Insomnia

Hair not quite long enough.
Hair not quite long enough.

Faberge screams echo in

Silk-shaded halls in the

Broken palace that sits upon

The hill prone to mud slides

When torrents befall it.

Pop music and barbarous taunts

Filled her days and blinded

Rusted nails sewn to her hands,

Belted waist constricts

Appetites unnatural

As she waltzes off-beat

Through the corridors.

Halcyon storms tearing benches

That marked nothing that

Could be marked

Except in astronomer’s books

And charts of stars

Found in the shimmer

Of her coal-colored locks.

Sleeves too long to sieve

Clumps of flour and ego

That cannot rise because

The chef was too poor to buy

Yeast for his mix,

Crafting small bricks

Of dough and necessity

To construct his masonic track.

She bleeds from her eyes

Milk left to sour in silver buckets

Out by the wooden porch

While ice idyllically stabs

The earth from which

It never came,

Not that it was aware of.

Her breath smells of

Musty books from forgotten

Shelves in a disheveled library;

Her exhalations betray her

Learned stature and blindfolds

A sense that everything is

Right for what it’s worth

Given the mild seizures

Brought on by nightmare steeds.

Frozen evenings sing along

With pale machinations of

Men tied with strings to

Clock hands that tell no time,

That hold no hearts,

That trump no suits or suitors,

All on the face that reflects

That starved gaze

Of the girl in the hall with

Ribbons tied to her feet.

Composed 07/10/2012

Author’s Note: My host sister was an interesting person.
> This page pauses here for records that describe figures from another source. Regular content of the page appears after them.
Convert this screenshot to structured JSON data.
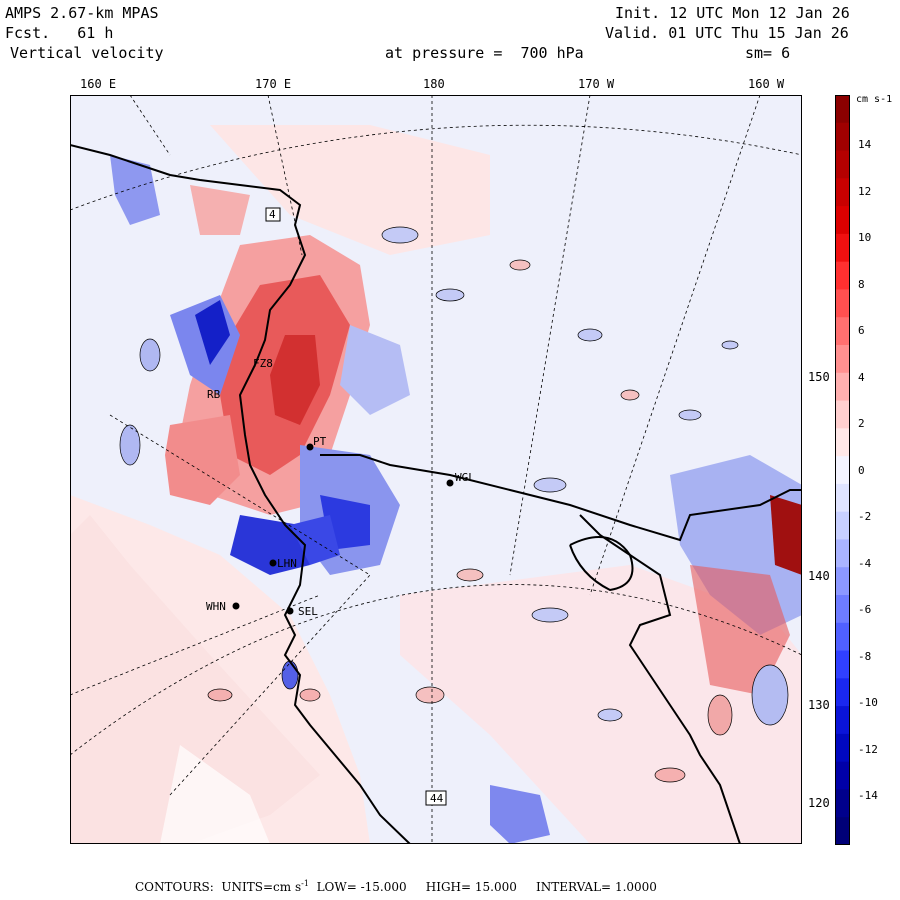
{
  "header": {
    "model": "AMPS 2.67-km MPAS",
    "fcst_label": "Fcst.",
    "fcst_value": "61 h",
    "field": "Vertical velocity",
    "pressure_label": "at pressure =",
    "pressure_value": "700 hPa",
    "init": "Init. 12 UTC Mon 12 Jan 26",
    "valid": "Valid. 01 UTC Thu 15 Jan 26",
    "smooth": "sm= 6"
  },
  "longitude_labels": [
    "160 E",
    "170 E",
    "180",
    "170 W",
    "160 W"
  ],
  "latitude_labels": [
    "150 W",
    "140 W",
    "130 W",
    "120 W"
  ],
  "colorbar": {
    "units": "cm s-1",
    "ticks": [
      "14",
      "12",
      "10",
      "8",
      "6",
      "4",
      "2",
      "0",
      "-2",
      "-4",
      "-6",
      "-8",
      "-10",
      "-12",
      "-14"
    ],
    "colors": [
      "#8b0000",
      "#a00000",
      "#b40000",
      "#c80000",
      "#dc0000",
      "#f01010",
      "#ff3030",
      "#ff5050",
      "#ff7070",
      "#ff9090",
      "#ffb0b0",
      "#ffd0d0",
      "#ffe8e8",
      "#f4f4ff",
      "#e0e4ff",
      "#c8d0ff",
      "#aab4ff",
      "#8c98ff",
      "#6e7cff",
      "#5060ff",
      "#3040ff",
      "#1a28f0",
      "#0a14d8",
      "#0008c0",
      "#0000a8",
      "#00008c",
      "#000078"
    ]
  },
  "stations": [
    "4",
    "FZ8",
    "RB",
    "PT",
    "WGL",
    "LHN",
    "WHN",
    "SEL",
    "44"
  ],
  "footer": {
    "contours_label": "CONTOURS:",
    "units_label": "UNITS=cm s",
    "units_exp": "-1",
    "low_label": "LOW=",
    "low_value": "-15.000",
    "high_label": "HIGH=",
    "high_value": "15.000",
    "interval_label": "INTERVAL=",
    "interval_value": "1.0000"
  }
}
She had the longest hair I think I’ve ever seen. It went all the way down to her ankles. Watching her try to wash it was always harrowing. She wasn’t shy, but she also wasn’t talkative. Her life was always busy with housework, unlike her brother, who spent the mornings and afternoons running around town with his friends. I wish my Mongolian had been better, so I could have asked her opinions about life in the countryside. Alas.